Iphigenia by Teresa de la Parra

Iphigenia by Teresa de la Parra

This Venezuelan classic from the early 20th Century, influenced, no doubt, by the works of Jane Austen, is also a heavy critique on society, the roles women were expected to fulfill, and the government in Caracas as the time. De la Parra’s scope is wide; she creates poetic atmospheres, and unforgettable characters like her grandmother and uncle.

Angel by Elizabeth Taylor

Angel by Elizabeth Taylor

Since I read this about three years ago I think about the titular character, Angelica Deverell, at least once a week, as if she were a real person who once walked this earth, writing books. I am at once shocked and, against my better judgment, wholly impressed by her. It leads me to think about novelist Elizabeth Taylor—what could possibly have driven her to write a book like this? Whatever it was, I will defend this book until my dying day.

American Fictionary by Dubravka Ugrešić

Ugrešić is one of the most loyal chroniclers of our crumbling world.
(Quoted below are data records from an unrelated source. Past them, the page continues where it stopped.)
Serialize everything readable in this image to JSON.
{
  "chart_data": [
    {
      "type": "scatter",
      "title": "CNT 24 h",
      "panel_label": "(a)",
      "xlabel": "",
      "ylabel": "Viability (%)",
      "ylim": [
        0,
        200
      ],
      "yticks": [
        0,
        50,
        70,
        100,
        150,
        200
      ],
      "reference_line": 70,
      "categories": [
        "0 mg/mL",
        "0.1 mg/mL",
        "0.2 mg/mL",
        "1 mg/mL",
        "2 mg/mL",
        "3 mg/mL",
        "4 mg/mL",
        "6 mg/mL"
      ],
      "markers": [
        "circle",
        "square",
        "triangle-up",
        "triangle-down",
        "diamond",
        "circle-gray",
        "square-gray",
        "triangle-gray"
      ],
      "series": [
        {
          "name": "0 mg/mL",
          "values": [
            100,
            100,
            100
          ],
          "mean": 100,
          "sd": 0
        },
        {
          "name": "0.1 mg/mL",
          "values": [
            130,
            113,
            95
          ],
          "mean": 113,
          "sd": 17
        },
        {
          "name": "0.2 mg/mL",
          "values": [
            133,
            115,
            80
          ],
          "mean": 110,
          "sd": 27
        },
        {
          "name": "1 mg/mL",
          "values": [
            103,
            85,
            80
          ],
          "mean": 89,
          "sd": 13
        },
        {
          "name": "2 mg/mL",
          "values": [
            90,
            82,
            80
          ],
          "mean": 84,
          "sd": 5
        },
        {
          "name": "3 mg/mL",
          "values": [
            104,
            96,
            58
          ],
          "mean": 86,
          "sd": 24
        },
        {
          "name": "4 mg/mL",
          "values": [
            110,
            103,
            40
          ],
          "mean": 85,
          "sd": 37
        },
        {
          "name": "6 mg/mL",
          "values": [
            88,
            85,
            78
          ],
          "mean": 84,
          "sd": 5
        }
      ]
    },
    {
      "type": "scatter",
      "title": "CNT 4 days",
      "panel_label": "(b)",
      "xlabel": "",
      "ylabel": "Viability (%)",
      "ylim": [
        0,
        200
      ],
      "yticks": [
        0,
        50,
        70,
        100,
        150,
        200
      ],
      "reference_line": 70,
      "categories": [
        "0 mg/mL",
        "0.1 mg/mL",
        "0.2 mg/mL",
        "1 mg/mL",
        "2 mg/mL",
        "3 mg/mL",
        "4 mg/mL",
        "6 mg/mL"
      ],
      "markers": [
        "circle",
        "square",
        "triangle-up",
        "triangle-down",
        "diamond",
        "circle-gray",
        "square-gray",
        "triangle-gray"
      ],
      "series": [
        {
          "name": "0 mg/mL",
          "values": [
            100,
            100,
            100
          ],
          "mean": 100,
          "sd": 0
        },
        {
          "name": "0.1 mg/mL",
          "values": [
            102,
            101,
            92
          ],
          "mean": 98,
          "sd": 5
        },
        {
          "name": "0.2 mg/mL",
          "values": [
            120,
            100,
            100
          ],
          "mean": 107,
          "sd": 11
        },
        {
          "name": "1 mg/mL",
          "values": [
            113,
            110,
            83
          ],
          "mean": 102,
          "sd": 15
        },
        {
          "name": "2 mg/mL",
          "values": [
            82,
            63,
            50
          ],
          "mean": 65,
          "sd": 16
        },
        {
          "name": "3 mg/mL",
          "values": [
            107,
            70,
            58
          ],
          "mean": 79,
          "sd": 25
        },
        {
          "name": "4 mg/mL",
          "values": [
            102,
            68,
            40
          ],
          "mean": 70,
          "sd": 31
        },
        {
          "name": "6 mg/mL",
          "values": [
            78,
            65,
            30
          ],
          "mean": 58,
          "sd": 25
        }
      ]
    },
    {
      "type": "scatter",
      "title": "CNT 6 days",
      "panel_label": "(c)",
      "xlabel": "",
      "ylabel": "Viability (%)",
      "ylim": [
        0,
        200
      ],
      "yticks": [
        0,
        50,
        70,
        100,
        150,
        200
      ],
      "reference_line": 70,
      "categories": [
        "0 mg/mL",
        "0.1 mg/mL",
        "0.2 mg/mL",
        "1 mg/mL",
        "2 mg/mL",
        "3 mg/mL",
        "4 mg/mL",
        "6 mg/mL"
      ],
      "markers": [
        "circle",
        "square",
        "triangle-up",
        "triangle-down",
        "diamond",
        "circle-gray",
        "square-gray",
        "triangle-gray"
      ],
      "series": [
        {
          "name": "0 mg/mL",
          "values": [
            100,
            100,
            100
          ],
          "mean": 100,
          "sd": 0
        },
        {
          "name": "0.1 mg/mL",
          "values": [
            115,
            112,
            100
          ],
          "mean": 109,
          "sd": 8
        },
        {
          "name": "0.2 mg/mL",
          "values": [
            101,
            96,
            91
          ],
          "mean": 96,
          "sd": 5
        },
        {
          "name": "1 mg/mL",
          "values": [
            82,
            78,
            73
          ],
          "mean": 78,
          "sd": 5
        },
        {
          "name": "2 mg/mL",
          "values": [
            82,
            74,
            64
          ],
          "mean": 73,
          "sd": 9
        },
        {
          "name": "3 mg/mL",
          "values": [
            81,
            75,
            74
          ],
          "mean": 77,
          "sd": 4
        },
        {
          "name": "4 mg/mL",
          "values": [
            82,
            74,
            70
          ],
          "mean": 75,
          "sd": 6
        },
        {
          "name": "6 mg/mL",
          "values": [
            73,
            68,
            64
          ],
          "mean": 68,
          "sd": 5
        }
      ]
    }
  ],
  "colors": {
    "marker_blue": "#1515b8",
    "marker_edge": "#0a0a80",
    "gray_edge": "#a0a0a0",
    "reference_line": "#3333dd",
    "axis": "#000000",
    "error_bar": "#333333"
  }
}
When she wins the Nobel Prize, those who have read this cutting, humorous, and ultimately beautiful account, will not be surprised. I think about this line a lot: “Open letters are a wartime genre, a genre of extreme despair, envisaged as a public denunciation of another, but in practice a public declaration of one’s own feelings.”

Positions with White Roses by Ursule Molinaro

Positions with White Roses by Ursule Molinaro

A few of you out there should read this and let me know if this is a masterpiece. Molinaro does something truly macabre and fascinating with the novel here. By the end of it I felt I’d read the story Carson McCullers’s evil twin would have written. Molinaro’s books are hard to find, and her body of work needs a closer look.

The Woman with the Flying Head by Kurahashi Yumiko

The first story in this collection, “An Extraterrestrial,” is one of those stories that there is absolutely nothing like, that takes the narrative as far as it can possibly go, then farther, until that very unique, stunning conclusion. Somebody needs to please make this more accessible, and translate her other works.